Love the pictures that is soooo cute made me laugh loved the comments


----------



## JasperBlack (Sep 1, 2012)

Oh soo cute! X


Sent from my iPhone using Tapatalk


----------



## Marzi (Sep 17, 2012)

Thankyou thankyou thankyou
Love the pics
Love your dogs


----------



## Mclisa (Dec 26, 2012)

Oh god I really want another poo!!! What's the age difference between the two?


----------



## Muttley Brody (Feb 14, 2012)

They are so cute. They just look like they are meant to be together


----------



## Lottierachel (Mar 3, 2013)

So cute! It's like she copies everything he does! Hope he's only teaching her good habits  (apart from the digging!) x


----------



## njml (Apr 21, 2012)

These pictures are making me want another poo.


----------



## dmgalley (Aug 19, 2012)

Mclisa said:


> Oh god I really want another poo!!! What's the age difference between the two?


Jake is nine months and she is ten weeks. I am glad I did not wait till he was older. He still had enough puppy in him to deal with her energy. 

Sent from my SGH-T989 using Tapatalk 2


----------



## RangerC (Jan 23, 2013)

Made me smile. Lovely pics, thank you.


----------



## Cat 53 (Aug 26, 2012)

Lovely pictures. They look so close and happy together. Love your comments. He must be worn out after all that teaching. The same for her too after learning all day.


----------



## dmgalley (Aug 19, 2012)

Cat 53 said:


> Lovely pictures. They look so close and happy together. Love your comments. He must be worn out after all that teaching. The same for her too after learning all day.

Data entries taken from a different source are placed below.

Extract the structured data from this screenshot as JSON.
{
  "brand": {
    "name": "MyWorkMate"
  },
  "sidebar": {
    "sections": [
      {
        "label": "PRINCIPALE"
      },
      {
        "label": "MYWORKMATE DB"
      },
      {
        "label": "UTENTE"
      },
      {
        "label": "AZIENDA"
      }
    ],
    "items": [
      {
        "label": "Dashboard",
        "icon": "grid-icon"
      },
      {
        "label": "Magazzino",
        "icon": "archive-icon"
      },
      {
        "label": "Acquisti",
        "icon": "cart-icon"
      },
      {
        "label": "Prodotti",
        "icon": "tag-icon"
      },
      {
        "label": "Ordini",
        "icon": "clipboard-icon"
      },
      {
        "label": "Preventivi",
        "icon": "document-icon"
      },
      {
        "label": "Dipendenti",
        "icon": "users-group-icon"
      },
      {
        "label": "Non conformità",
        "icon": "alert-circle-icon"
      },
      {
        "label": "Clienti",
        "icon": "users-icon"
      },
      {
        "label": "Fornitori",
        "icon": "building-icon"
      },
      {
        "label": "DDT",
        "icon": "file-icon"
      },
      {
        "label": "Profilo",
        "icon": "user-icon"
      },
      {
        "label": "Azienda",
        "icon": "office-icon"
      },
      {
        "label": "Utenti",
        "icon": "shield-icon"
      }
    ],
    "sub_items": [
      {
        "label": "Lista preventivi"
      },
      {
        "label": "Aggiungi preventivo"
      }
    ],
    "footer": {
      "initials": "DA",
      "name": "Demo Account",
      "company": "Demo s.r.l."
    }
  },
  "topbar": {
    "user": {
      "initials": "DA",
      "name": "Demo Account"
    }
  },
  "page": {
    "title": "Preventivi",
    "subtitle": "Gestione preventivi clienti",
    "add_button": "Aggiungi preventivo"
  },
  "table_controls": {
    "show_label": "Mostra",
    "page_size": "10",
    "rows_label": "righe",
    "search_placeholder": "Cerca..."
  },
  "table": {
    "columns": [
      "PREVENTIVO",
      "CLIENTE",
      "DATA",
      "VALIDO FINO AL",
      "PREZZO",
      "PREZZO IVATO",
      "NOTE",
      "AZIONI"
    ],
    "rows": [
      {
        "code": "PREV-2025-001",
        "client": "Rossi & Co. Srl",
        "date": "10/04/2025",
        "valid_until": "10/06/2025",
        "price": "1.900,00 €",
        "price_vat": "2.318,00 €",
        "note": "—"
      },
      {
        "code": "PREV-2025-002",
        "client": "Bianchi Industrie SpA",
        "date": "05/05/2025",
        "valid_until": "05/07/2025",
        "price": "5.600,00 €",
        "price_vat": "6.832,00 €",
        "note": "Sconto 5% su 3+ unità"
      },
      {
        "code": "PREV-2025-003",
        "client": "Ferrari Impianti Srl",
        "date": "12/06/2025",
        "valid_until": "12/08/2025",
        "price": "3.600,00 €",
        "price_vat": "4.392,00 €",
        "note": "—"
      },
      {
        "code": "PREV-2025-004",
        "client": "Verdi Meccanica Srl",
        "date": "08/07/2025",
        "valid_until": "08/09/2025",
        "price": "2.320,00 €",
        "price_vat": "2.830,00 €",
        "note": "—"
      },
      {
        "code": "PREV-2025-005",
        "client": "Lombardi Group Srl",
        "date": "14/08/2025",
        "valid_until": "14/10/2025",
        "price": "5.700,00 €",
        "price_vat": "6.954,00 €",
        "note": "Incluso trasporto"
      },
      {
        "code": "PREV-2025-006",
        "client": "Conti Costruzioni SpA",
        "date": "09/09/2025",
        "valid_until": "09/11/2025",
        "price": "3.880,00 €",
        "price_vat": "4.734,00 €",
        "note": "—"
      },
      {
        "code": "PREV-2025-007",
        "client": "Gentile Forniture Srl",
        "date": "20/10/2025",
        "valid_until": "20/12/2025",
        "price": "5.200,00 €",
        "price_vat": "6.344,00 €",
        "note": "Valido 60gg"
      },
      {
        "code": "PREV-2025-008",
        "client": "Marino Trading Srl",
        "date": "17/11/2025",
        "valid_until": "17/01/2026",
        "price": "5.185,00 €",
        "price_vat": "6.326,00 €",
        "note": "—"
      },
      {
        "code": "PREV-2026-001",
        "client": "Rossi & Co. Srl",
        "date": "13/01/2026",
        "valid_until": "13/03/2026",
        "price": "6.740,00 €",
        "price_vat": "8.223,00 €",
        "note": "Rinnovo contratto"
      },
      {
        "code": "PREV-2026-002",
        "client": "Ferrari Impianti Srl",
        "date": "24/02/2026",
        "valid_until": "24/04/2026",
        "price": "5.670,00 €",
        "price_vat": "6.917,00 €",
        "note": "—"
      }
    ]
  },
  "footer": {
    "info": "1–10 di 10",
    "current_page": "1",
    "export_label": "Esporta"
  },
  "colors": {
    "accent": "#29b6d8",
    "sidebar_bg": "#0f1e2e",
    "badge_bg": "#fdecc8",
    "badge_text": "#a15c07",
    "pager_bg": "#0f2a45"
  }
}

They both slept till 7:30. I am very lucky to have such good poos

Sent from my SGH-T989 using Tapatalk 2


----------



## Von (Nov 1, 2012)

Sweet pictures, sweet 'poos :love-eyes:


----------



## mandym (Jun 5, 2011)

They are 2 of the cutest cockapoos ever,adorable!! xxx


----------



## RuthMill (Jun 30, 2012)

You have the most adorable pets! Totally gorgeous!! Cute!


----------



## Kt77 (Sep 20, 2012)

Such lovely photo's x


----------



## mairi1 (Mar 12, 2012)

Beautiful pics

xxx


----------



## lady amanda (Nov 26, 2010)

they are absolutely too cute for words!!!!!!!


----------



## Skyesdog (Jun 7, 2012)

Too cute for words!!


----------



## Woo (Oct 5, 2011)

Great pictures. They are such lovely looking poos. Too cute, how do you every say no to them


----------



## dmgalley (Aug 19, 2012)

Woo said:


> Great pictures. They are such lovely looking poos. Too cute, how do you every say no to them


haha they are so spoiled it is crazy.

Sent from my SGH-T989 using Tapatalk 2


----------



## DB1 (Jan 20, 2012)

Oh wow what wonderful pictures, they look so good together, I bet you are getting a lot of attention when you are out with them.


----------